3人がそれぞれ挨拶をしてくれたので私も自己紹介をすることにしよう。
「私はユウヒっていいます。さっきはありがとう、本当に困っていたから助かったよ」
「ははっ、ここの冒険者たちには困ったものだよねぇ。話はまだこれからだってのに、もうお祭り気分だ」
先ほどの光景を思い出して苦笑していると、同調したアルマも愚痴をこぼす。
ミーシャさんもこれから始まるのはお祭りだって言っていたけど、確かにこの騒ぎを見ると頷ける。
ギルドマスターはファーガルド大森林の魔物を討伐すると言っていたがこんな雰囲気で果たして大丈夫なのだろうか、などと考えているとふと隣の席から強烈な視線を感じた。
私が目線だけで視線の元を辿ると、どこかソワソワしたカリーノがコウカを食い入るように見ていた。瞬きせず、コウカに穴が開いてしまうのではないかというほどの圧で見つめているので結構怖い。
「ねね、触ってもいい? いいかな?」
「えっ!? えーっと、どうかなコウカ?」
そんな感じで急に話しかけられたものだから驚いて、つい大きな声を出してしまった。
その恥ずかしさを誤魔化すようにコウカに尋ねてみると、とても渋りながらも何とか了承してくれたみたいだ。この圧に長時間耐えられそうもなかったので、正直ホッとした。
――ありがとう、そしてごめんコウカ。
私はコウカをカリーノの前のテーブルに乗せた。せめて、優しくしてもらえるようにお願いしよう。
「コウカも良いってさ。でも、できるだけ優しく触ってあげてね」
「うん! それじゃあ、そーっとそーっと……うわぁぁすごい! すご~い! モチモチだぁ!」
コウカに触れた瞬間、表情を蕩けさせたカリーノはまるで壊れ物を扱うように優しい手つきで撫で始める。
そんなに心配する必要もなかったようだ。
――それにしても本当に幸せそうな表情で撫でるなぁ。反対にコウカは少し嫌そうだけど。
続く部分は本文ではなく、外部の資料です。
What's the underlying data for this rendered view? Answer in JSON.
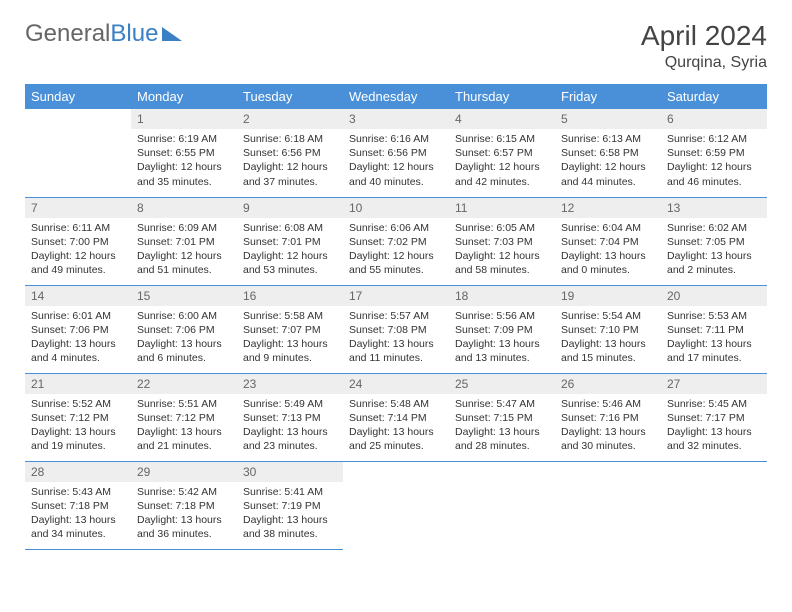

私がぼーっとしながらその光景を眺めているとテーブルの向かい側に座るアルマが「カリーノはさ――」と言葉を紡ぎはじめる。
「スライムを連れた新人冒険者が現れたって噂を聞いて、すごく会いたがっていたんだよ。……まあ、僕は信じていなかったんだけど」
「カリーノってスライムに興味があるの?」
「いや、知らないものや珍しいもの全般さ。好奇心旺盛なんだ」
無邪気に喜ぶカリーノに優しげな目を向けながら、アルマはこれまでもその好奇心旺盛さで何度も振り回されてきたという話をしてくれた。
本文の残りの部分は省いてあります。